Não faltam no livro excessos descritivos para alimentar os exageros visuais de Gondry. Tanto que o diretor de "Brilho Eterno de uma Mente sem Lembranças" e de alguns dos clipes mais malucos de Björk considera esse filme uma espécie de resumo de toda a sua obra visual.
"Todo mundo que conheço já leu esse livro, e os franceses amam essa história", diz Gondry, em entrevista à Folha, num hotel de Paris. "Senti a pressão para não decepcionar o público, mas tentei me ater às impressões que ficaram da minha primeira leitura desse romance."
Talvez isso explique o turbilhão cronológico da história. "De fato, é um filme retrofuturista'", diz o diretor. "Queria criar um mundo igual ao de hoje, mas pensando que as coisas seguiram outra direção a partir dos anos 1940, um mundo paralelo."
Gondry e Vian, aliás, também têm seus paralelos.
Tanto um quanto o outro fizeram obras marcadas pelo trânsito entre a cultura europeia, de berço, e os Estados Unidos. Enquanto Gondry se rendeu a Hollywood, Vian, que morreu em 1959 e só não viajou para a América por problemas de saúde, era trompetista de jazz e fez dessa música a trilha sonora de sua escrita, quase um mantra libertário no pós-guerra.
"Essa era a música da liberdade", diz Gondry. "Mas sou muito mais crítico à cultura americana do que ele. Meu tributo a esse sonho dele de ir para a América aparece no filme no vagão de trem que eu usei para filmar a sala de jantar de Colin. É como uma lanchonete americana."

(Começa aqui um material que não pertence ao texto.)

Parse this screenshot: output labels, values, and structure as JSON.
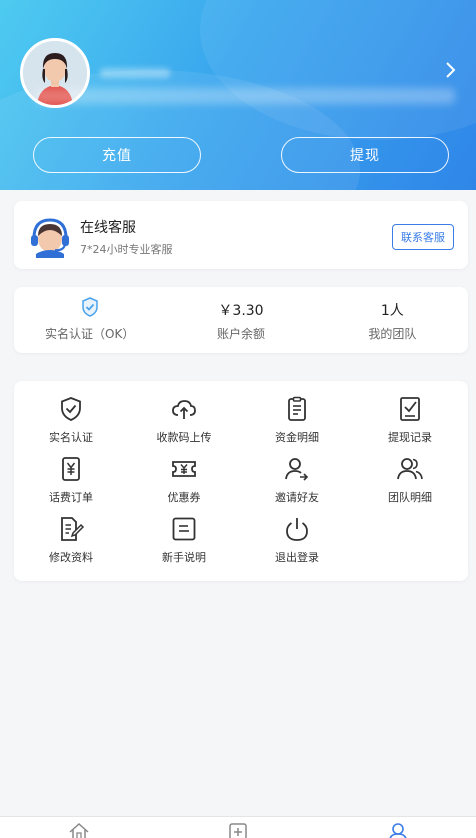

Mas fora do vagão de trem e da ambientação psicodélica dos bailes de jazz da época, Gondry caçou locações em Paris para dar um toque surreal à narrativa de Vian.

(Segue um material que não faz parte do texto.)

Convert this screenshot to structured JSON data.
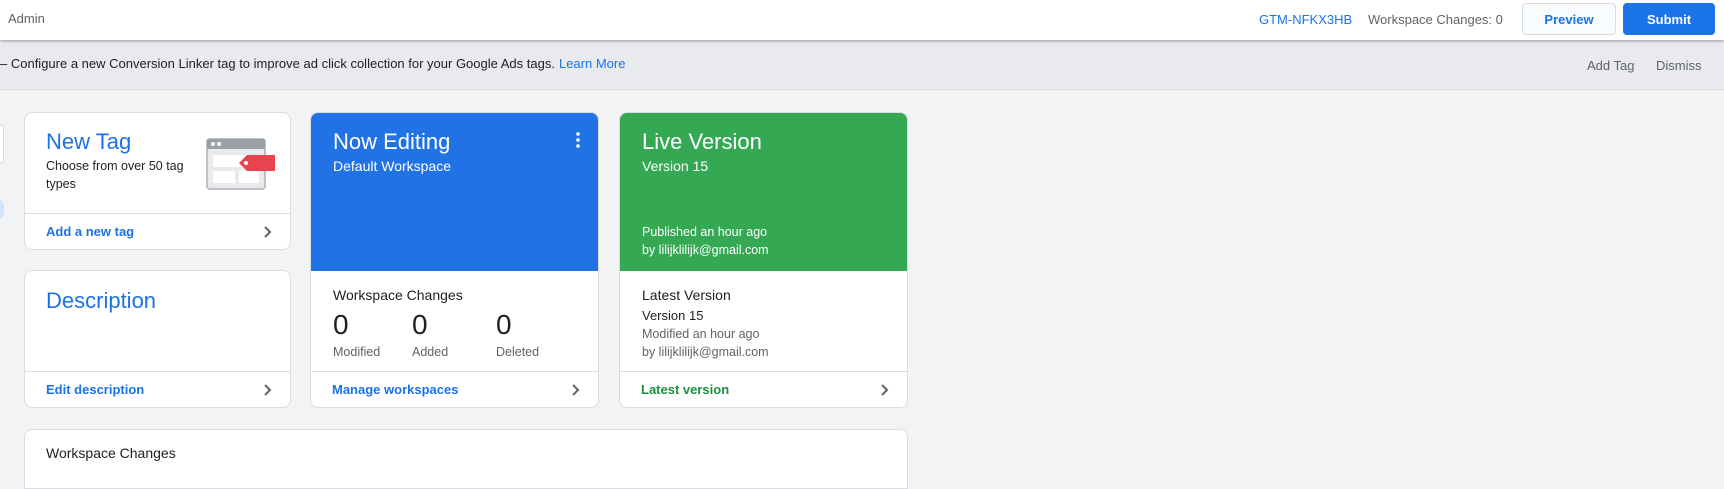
{
  "topbar": {
    "title": "Admin",
    "container_id": "GTM-NFKX3HB",
    "workspace_changes": "Workspace Changes: 0",
    "preview_label": "Preview",
    "submit_label": "Submit"
  },
  "banner": {
    "text": "– Configure a new Conversion Linker tag to improve ad click collection for your Google Ads tags.",
    "link": "Learn More",
    "add_tag": "Add Tag",
    "dismiss": "Dismiss"
  },
  "new_tag": {
    "title": "New Tag",
    "description": "Choose from over 50 tag types",
    "link": "Add a new tag"
  },
  "description_card": {
    "title": "Description",
    "link": "Edit description"
  },
  "now_editing": {
    "title": "Now Editing",
    "workspace": "Default Workspace",
    "changes_label": "Workspace Changes",
    "stats": [
      {
        "value": "0",
        "label": "Modified"
      },
      {
        "value": "0",
        "label": "Added"
      },
      {
        "value": "0",
        "label": "Deleted"
      }
    ],
    "link": "Manage workspaces"
  },
  "live_version": {
    "title": "Live Version",
    "version": "Version 15",
    "published": "Published an hour ago",
    "by": "by lilijklilijk@gmail.com",
    "latest_label": "Latest Version",
    "latest_version": "Version 15",
    "modified": "Modified an hour ago",
    "modified_by": "by lilijklilijk@gmail.com",
    "link": "Latest version"
  },
  "workspace_changes_section": {
    "title": "Workspace Changes"
  },
  "colors": {
    "accent_blue": "#1a73e8",
    "editing_card": "#2172e5",
    "live_card": "#34a853",
    "tag_red": "#e8434e"
  }
}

Uma delas foi a sede do Partido Comunista, projeto de Oscar Niemeyer na capital francesa, que surge no filme como a oficina em que operários escrevem o romance em linha de montagem, cenário que não está no livro, mas faz homenagem ao processo de escrita do original.
"Esse lugar tem mesmo uma pegada de ficção científica", diz Gondry. "Niemeyer foi um grande arquiteto, melhor que Le Corbusier, e tem algo delicado nesse projeto."
CONTO MODERNO
Nada delicado é o sofrimento dos personagens da trama, cada um sucumbindo a um vício ou a pressões do trabalho. Vian, em tradução visual de Gondry, parece comentar um tema bastante atual --a precarização da mão de obra num momento de colapso político e financeiro.
Isso fica explícito numa das cenas mais fortes do filme, em que Colin, já falido, vai trabalhar como operário que empresta o calor do corpo como adubo para uma plantação de metralhadoras --ele fica nu, sobre um monte de terra, para nutrir armas que brotam como flores.
"Nossa época é mais deprimente que a do livro", diz Audrey Tautou à Folha. "Há ali uma metáfora sobre o mundo do trabalho e da cadeia de produção, mas a fantasia do filme distancia isso tudo da realidade e cria uma história atemporal. É um esboço sobre a sociedade, um conto moderno acima de tudo."
cRÍTICA
Abundância de imagens cria problema para o espectador
CÁSSIO STARLING CARLOSCRÍTICO DA FOLHAQuando Björk apareceu, nos idos de 1993, em uma floresta cercada de bichos de pelúcia e esvoaçantes animações de papel no vídeo de "Human Behaviour", logo se descobriu que aquela extravagância anunciava mais que um talentoso diretor de clipes.
Em seu sexto longa em pouco mais de uma década, Michel Gondry reafirma a singularidade de seu universo audiovisual e uma assinatura que vai além da habilidade de produzir bricabraques.
O desafio em transpor "A Espuma dos Dias" para o cinema está na abundância das imagens, responsáveis, em grande parte, pelo fascínio do romance de Boris Vian.
O filme traduz com tantos detalhes e inventividade o imaginário tresloucado de Vian que acaba criando um problema básico para o espectador: é difícil se situar sensorialmente em meio ao volume de estímulos e ainda prestar atenção na narrativa.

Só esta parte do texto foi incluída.